Order, Supreme Court, New York County (Saliann Scarpulla, J), entered June 28, 2010, which granted the individual defendants’ motion to dismiss the complaint as against them, unanimously affirmed, without costs. Order, same court and Justice, entered June 24, 2011, which denied plaintiffs motion to add a party defendant and granted the LLC defendant’s cross motion for summary judgment dismissing the complaint, unanimously affirmed, without costs.
The motion court properly reasoned that there was no ground for holding the individual defendants liable for plaintiffs commission based on media reports of their activities and plaintiffs references to them as partners; there was no clear and explicit evidence that Sartiano intended to be personally bound despite acting as an agent for a disclosed principal (see Savoy Record Co. v Cardinal Export Corp., 15 NY2d 1, 4 [1964]). The promoter liability cases involving the preincorporation liability of individuals, relied on by plaintiff, are distinguishable from the instant circumstance; notably, here the LLC was in existence two weeks before plaintiff was sent a copy of the landlord’s executed brokerage agreement containing the commission provision.
The lease and the landlord’s brokerage agreement were properly found to be the operative contract for commissions; the existence of these writings barred evidence of any agreement set forth in e-mails and offer sheets generated by plaintiff (see New York Fruit Auction Corp. v City of New York, 81 AD2d 159, 165 [1981], affd 56 NY2d 1015 [1982]).

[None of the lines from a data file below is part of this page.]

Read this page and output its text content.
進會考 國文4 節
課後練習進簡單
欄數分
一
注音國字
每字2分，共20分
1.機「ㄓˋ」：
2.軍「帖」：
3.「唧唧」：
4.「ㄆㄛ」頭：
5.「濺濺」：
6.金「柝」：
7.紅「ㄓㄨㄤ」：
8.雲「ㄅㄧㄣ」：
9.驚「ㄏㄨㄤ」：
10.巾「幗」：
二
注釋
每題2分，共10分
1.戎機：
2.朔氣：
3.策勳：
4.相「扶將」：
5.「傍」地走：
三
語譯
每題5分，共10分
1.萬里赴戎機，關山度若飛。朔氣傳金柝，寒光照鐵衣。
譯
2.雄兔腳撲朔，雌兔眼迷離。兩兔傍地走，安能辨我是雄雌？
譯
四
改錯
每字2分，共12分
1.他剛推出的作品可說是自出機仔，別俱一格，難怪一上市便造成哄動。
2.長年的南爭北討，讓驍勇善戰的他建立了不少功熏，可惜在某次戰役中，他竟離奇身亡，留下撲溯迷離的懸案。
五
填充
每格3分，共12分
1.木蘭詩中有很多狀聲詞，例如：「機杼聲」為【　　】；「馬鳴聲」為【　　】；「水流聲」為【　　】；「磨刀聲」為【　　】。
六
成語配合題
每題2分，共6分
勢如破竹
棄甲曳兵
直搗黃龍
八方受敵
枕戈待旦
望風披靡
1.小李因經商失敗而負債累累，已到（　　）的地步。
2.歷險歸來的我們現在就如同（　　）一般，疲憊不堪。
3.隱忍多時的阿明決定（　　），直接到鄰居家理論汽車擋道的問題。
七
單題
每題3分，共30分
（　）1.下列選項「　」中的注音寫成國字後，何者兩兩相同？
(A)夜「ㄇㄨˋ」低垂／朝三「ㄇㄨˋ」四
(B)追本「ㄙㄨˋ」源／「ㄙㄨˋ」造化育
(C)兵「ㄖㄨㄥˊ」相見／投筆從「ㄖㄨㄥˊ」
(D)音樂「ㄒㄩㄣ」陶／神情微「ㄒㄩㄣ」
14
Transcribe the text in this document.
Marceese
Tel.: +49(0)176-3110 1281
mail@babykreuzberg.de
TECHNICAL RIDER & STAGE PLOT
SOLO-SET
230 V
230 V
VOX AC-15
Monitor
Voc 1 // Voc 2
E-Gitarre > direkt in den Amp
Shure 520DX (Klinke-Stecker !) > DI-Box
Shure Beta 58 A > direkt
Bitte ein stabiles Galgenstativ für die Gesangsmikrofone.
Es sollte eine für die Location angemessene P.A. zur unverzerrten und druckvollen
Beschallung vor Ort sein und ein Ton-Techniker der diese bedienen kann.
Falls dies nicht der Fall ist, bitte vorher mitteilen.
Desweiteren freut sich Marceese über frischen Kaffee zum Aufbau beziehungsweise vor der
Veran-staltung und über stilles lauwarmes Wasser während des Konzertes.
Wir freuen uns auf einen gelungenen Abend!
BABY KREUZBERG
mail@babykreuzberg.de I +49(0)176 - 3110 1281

*411In light of the express agreement governing commissions, plaintiff’s claim of unjust enrichment was not viable. The limited right to a commission set forth in the writings also precluded the addition of the landlord as a defendant (see generally Thompson v Cooper, 24 AD3d 203, 205 [2005]).
We have considered plaintiff’s other contentions and find them unavailing. Concur — Gonzalez, P.J., Sweeny, Moskowitz, Renwick and Richter, JJ.